PEINE DE MORT : 1 526 personnes exécutées en 2002

Genève — Au cours de l’année 2002, au moins 1 526 personnes ont été exécutées dans 31 pays, a déclaré Amnesty International ce jour, vendredi 11 avril 2003.

S’appuyant sur la publication de ses statistiques relatives aux exécutions qui ont eu lieu dans le monde en 2002, Amnesty International demande à la Commission des droits de l’homme des Nations unies, à l’occasion de sa session annuelle se déroulant actuellement à Genève, de prendre des dispositions vigoureuses contre la peine de mort et de décréter un moratoire mondial sur les exécutions.

« Il est à espérer que la Commission des droits de l’homme adopte bientôt une résolution énergique, qui réitère son appel en faveur d’un moratoire immédiat et mondial sur les exécutions, et exhorte les États à respecter les normes internationales, notamment l’interdiction d’exécuter des mineurs délinquants, a indiqué l’organisation de défense des droits humains.

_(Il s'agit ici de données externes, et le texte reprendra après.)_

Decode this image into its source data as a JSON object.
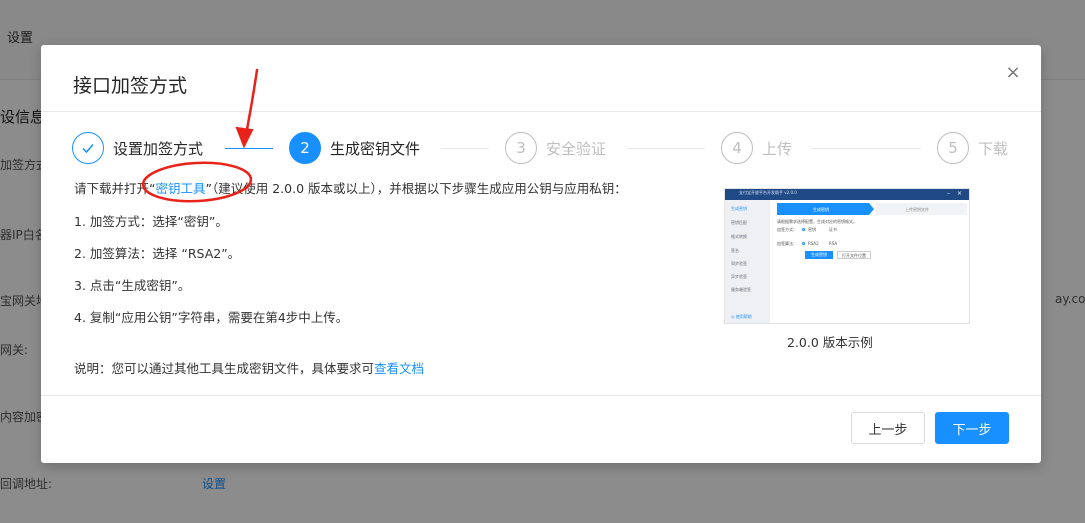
{
  "background": {
    "topbar_text": "设置",
    "section_title": "设信息",
    "labels": [
      "加签方式",
      "器IP白名",
      "宝网关地",
      "网关:",
      "内容加密",
      "回调地址:"
    ],
    "link": "设置",
    "right_text": "ay.com/g"
  },
  "modal": {
    "title": "接口加签方式",
    "close_icon": "×",
    "steps": [
      {
        "number": "",
        "label": "设置加签方式",
        "status": "done"
      },
      {
        "number": "2",
        "label": "生成密钥文件",
        "status": "active"
      },
      {
        "number": "3",
        "label": "安全验证",
        "status": "wait"
      },
      {
        "number": "4",
        "label": "上传",
        "status": "wait"
      },
      {
        "number": "5",
        "label": "下载",
        "status": "wait"
      }
    ],
    "intro": {
      "before": "请下载并打开",
      "open_quote": "“",
      "link": "密钥工具",
      "close_quote": "”",
      "after": "（建议使用 2.0.0 版本或以上），并根据以下步骤生成应用公钥与应用私钥："
    },
    "instructions": [
      "1. 加签方式：选择“密钥”。",
      "2. 加签算法：选择 “RSA2”。",
      "3. 点击“生成密钥”。",
      "4. 复制“应用公钥”字符串，需要在第4步中上传。"
    ],
    "note": {
      "text": "说明：您可以通过其他工具生成密钥文件，具体要求可",
      "link": "查看文档"
    },
    "example": {
      "window_title": "支付宝开放平台开发助手 v2.0.0",
      "sidebar": [
        "生成密钥",
        "密钥匹配",
        "格式转换",
        "签名",
        "同步验签",
        "异步验签",
        "服务端验签"
      ],
      "sidebar_footer": "◎ 使用帮助",
      "tab_active": "生成密钥",
      "tab_inactive": "上传密钥文件",
      "hint": "请根据需求选择配置，生成对应的密钥格式。",
      "row1_label": "加签方式：",
      "row1_opt1": "密钥",
      "row1_opt2": "证书",
      "row2_label": "加签算法：",
      "row2_opt1": "RSA2",
      "row2_opt2": "RSA",
      "btn_generate": "生成密钥",
      "btn_open": "打开文件位置",
      "caption": "2.0.0 版本示例"
    },
    "footer": {
      "prev": "上一步",
      "next": "下一步"
    }
  },
  "colors": {
    "primary": "#1890ff",
    "annotation": "#e8231a"
  }
}
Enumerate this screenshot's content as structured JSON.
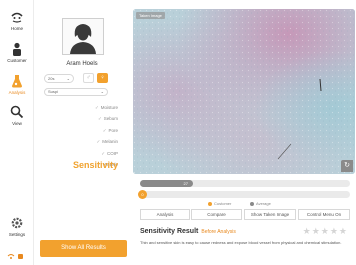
{
  "nav": {
    "items": [
      {
        "label": "Home",
        "icon": "home-robot-icon"
      },
      {
        "label": "Customer",
        "icon": "person-icon"
      },
      {
        "label": "Analysis",
        "icon": "flask-icon",
        "active": true
      },
      {
        "label": "View",
        "icon": "magnifier-icon"
      }
    ],
    "settings_label": "Settings"
  },
  "profile": {
    "name": "Aram Hoels",
    "age": "20s",
    "skin_type": "Suspi",
    "gender_selected": "female"
  },
  "categories": [
    "Moisture",
    "Sebum",
    "Pore",
    "Melanin",
    "COIP",
    "Wrinkle"
  ],
  "active_category": "Sensitivity",
  "show_all_label": "Show All Results",
  "image": {
    "tag": "Taken Image"
  },
  "sliders": {
    "customer_value": "27",
    "customer_fraction": 0.25,
    "knob_label": "0"
  },
  "legend": {
    "customer": "Customer",
    "average": "Average"
  },
  "tabs": [
    "Analysis",
    "Compare",
    "Show Taken Image",
    "Control Menu On"
  ],
  "result": {
    "title": "Sensitivity Result",
    "subtitle": "Before Analysis",
    "description": "Thin and sensitive skin is easy to cause redness and expose blood vessel from physical and chemical stimulation."
  },
  "colors": {
    "accent": "#f2a12e",
    "accent_dark": "#e8891f",
    "slider_fill": "#8a8a8a"
  }
}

« Les Nations unies devraient montrer la voie à suivre en prenant des mesures fermes et concrètes afin de protéger ceux qui risquent d’être soumis à la peine de mort. »

Amnesty International souligne que les chiffres publiés aujourd’hui englobent uniquement les affaires portées à sa connaissance. « Il est impossible de donner un total exhaustif : trop de pays taisent délibérément le nombre réel d’exécutions, ce qui brouille les cartes en ce qui concerne l’effet dissuasif associé à ce châtiment », a-t-elle expliqué.

Par ailleurs, Amnesty International a recensé au moins 3 248 personnes condamnées à mort dans 67 pays au cours de l’année 2002.

« Dans de nombreuses affaires, les normes internationales relatives à l’application de la peine de mort ont été bafouées de manière flagrante, a indiqué l’organisation de défense des droits humains.

« Des prisonniers ont été condamnés à mort à la suite de procès iniques. Il a été procédé à des exécutions de mineurs délinquants, âgés de moins de dix-huit ans au moment des crimes dont ils ont été reconnus coupables. Trois exécutions de ce type ont eu lieu en 2002 - toutes trois aux États-Unis. »

Amnesty International a dénombré 1 060 exécutions en Chine et 113 en Iran ; mais les chiffres réels seraient bien plus élevés dans ces deux pays. Soixante et onze personnes ont été exécutées aux États-Unis, alors qu’elles n’étaient que 66 en 2001.

« Les chiffres pour la Chine, l’Iran et les États-Unis représentent 81 p. cent de l’ensemble des exécutions recensées en 2002, a ajouté Amnesty International.

« Cependant, on a également relevé des avancées vers l’abolition. À la fin de l’année, 111 pays avaient aboli la peine de mort, dans la législation ou dans la pratique. »

Au cours de l’année 2002, la République de Chypre et la République fédérale de Yougoslavie (la Serbie et le Monténégro) ont abrogé la peine capitale pour tous les crimes. La Turquie l’a abolie dans la pratique.

Amnesty International a salué la décision prise en avril 2002 par le président de la Tanzanie, de commuer les peines capitales prononcées à l’encontre de 100 prisonniers déclarés coupables de meurtre. L’organisation s’est également félicitée de la commutation de 17 condamnations à mort en Arabie Saoudite, au mois de décembre.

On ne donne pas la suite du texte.